15/10/13

Jacques Derrida, lecteur de Marx

Jacques Derrida
 ✆ Valerio Adami
Hervé Touboul  |  C’est une tâche risquée, mais je remercie vivement les organisateurs de ce séminaire: Isabelle Garo, Jean-Numa Ducange et Jean Salem, de me permettre de courir ce risque, que de prendre pour thème Derrida lisant Marx. Tâche risquée, cela pour au moins pour trois raisons:
1/ L’œuvre de Derrida est récente, et nous n’avons pas encore sur elle un recul nécessaire à la lecture, recul qui permet de voir comment cette œuvre, en quelque sorte, et c’est là déjà rentrer quelque peu en elle, diffère d’elle-même.
2/ La deuxième raison est l’abondance de cette œuvre, elle semble relever quasiment d’un infini de titres, au vrai quasiment impossible à englober – mais n’est-ce pas aussi son jeu ? – d’un seul regard. Et ce que je dirai ne prétendra certainement pas aller à cet englobement.
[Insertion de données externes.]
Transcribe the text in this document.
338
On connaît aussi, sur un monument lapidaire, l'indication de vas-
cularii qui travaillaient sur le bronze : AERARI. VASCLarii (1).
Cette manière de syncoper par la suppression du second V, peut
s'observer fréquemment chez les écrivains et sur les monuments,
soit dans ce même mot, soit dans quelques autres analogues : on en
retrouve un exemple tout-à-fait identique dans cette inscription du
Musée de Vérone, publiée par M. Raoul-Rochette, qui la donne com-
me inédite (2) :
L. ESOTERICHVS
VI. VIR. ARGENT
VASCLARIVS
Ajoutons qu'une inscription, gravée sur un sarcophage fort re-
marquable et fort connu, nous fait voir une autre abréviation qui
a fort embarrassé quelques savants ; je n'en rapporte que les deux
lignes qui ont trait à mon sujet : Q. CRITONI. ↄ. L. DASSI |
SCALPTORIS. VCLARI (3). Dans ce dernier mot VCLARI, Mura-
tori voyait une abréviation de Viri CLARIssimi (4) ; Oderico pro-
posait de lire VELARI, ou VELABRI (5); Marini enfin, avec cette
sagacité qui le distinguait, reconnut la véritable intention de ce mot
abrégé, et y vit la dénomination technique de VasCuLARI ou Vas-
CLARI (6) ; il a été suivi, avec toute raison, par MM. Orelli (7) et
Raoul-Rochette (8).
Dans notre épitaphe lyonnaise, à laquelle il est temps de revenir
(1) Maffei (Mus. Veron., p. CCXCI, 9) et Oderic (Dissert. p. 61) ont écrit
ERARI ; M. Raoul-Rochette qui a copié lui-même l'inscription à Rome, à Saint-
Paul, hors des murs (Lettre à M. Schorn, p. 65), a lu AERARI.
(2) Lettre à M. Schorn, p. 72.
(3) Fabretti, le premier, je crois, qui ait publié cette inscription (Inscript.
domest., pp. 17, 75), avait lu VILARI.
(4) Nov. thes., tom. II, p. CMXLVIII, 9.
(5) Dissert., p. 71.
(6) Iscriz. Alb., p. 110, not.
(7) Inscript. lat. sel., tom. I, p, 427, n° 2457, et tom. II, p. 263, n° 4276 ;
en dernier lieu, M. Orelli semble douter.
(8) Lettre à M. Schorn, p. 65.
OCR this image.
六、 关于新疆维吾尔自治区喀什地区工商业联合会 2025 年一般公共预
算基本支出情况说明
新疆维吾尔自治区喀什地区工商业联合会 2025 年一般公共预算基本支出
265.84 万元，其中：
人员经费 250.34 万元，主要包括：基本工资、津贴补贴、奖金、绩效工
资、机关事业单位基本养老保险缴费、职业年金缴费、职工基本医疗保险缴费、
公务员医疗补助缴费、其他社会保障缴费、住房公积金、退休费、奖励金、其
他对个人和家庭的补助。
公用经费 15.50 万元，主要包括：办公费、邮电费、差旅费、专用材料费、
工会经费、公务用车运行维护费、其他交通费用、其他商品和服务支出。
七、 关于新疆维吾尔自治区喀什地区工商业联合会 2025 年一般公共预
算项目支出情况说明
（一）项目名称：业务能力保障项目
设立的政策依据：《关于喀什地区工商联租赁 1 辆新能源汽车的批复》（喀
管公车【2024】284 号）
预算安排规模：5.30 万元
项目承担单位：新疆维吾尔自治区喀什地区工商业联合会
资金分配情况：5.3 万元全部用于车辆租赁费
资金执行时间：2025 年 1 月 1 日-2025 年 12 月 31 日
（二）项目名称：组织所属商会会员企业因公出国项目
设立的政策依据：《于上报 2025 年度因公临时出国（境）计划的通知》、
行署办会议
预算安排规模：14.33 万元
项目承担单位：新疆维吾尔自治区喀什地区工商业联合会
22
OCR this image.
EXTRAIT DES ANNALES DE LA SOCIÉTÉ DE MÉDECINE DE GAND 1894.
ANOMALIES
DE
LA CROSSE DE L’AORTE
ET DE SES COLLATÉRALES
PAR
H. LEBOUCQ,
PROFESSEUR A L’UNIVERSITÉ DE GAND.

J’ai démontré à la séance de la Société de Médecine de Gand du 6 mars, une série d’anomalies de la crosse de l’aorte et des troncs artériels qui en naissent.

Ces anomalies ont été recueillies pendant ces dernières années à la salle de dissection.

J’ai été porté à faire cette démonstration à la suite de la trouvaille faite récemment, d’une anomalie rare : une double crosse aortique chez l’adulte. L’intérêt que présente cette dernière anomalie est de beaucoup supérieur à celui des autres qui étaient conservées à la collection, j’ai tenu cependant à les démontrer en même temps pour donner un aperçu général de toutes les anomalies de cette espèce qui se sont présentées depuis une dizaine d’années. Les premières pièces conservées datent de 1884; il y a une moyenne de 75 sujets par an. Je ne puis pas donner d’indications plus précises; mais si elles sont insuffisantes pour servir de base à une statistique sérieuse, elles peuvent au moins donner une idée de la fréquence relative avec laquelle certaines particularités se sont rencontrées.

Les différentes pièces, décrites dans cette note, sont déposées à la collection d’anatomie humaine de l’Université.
3/ Troisième raison, parce que cette œuvre est compliquée, et qu’il ne faut pas avec elle, trop céder sur la complication. Peut-être peut-on penser qu’elle est d’une écriture compliquée, inutilement compliquée – peut-être – et chacun a d’une certaine façon le droit d’en être juge, mais elle est compliquée d’abord parce quelle veut être rigoureuse
Elle voudrait bien partir de définitions simples qui garderaient tout au long du raisonnement leur simplicité, mais toujours, en philosophie, celle-ci se construisant dans la langue naturelle, la notion fuit, la définition emmène vers d’autres mots, porteurs, si l’on veut, d’autres idées, et d’autres idées encore, dont on ne dira pas qu’elles sont enveloppées dans des mots, mais qui vivent de vivre entre elles et entre eux. Et Derrida essaye de saisir toujours le plus rigoureusement ce mouvement, qu’il dira d’ailleurs être celui de ce qu’il nomme la « différance ». On pense saisir, cette différance est déjà là, et la notion visée a fui. Aussi tente t-il toujours d’approcher plusieurs éléments à la fois, pour que des éléments importants ne soient pas perdus, plusieurs routes viennent, et s’il est difficile d’en suivre une, il est très difficile d’en suivre beaucoup. A suivre ces chemins, outre le risque de se perdre, vient celui de ne jamais pouvoir commencer : trop d’idées surgissent à la fois dira t-on en un langage classique. Il faut ajouter que ces chemins ne sont pas vierges, ils ont déjà été parcourus et il serait singulièrement naïf de croire les commencer absolument. Ce n’est pas parce qu’on ne pense pas faire de l’histoire de la philosophie qu’on n’en fait pas, que les spectres qui sont dans un argument ne sont pas là. Un argument a une histoire, surtout en philosophie. Il y a toujours déjà divers chemins et divers cheminements déjà faits. Frayer un nouveau chemin, si une telle chose est possible, exige de connaître les chemins déjà faits et les parcours auxquels ils ont déjà donné lieu. Autant dire que la pensée de Derrida a toujours déjà commencé : un de ces livres renvoie à un autre livre, qui renvoie à un autre livre, qui renvoie à énormément d’autres livres de ses prédécesseurs, dont certains d’ailleurs peuvent, à lui-même, être inconnus. La pensée de Derrida est un culte de la pensée, y a t-il une culture sans culte ? je reviendrai, très vite, sur le sens du mot culte qui ne vise pas chez notre auteur à enfermer la pensée dans la pensée.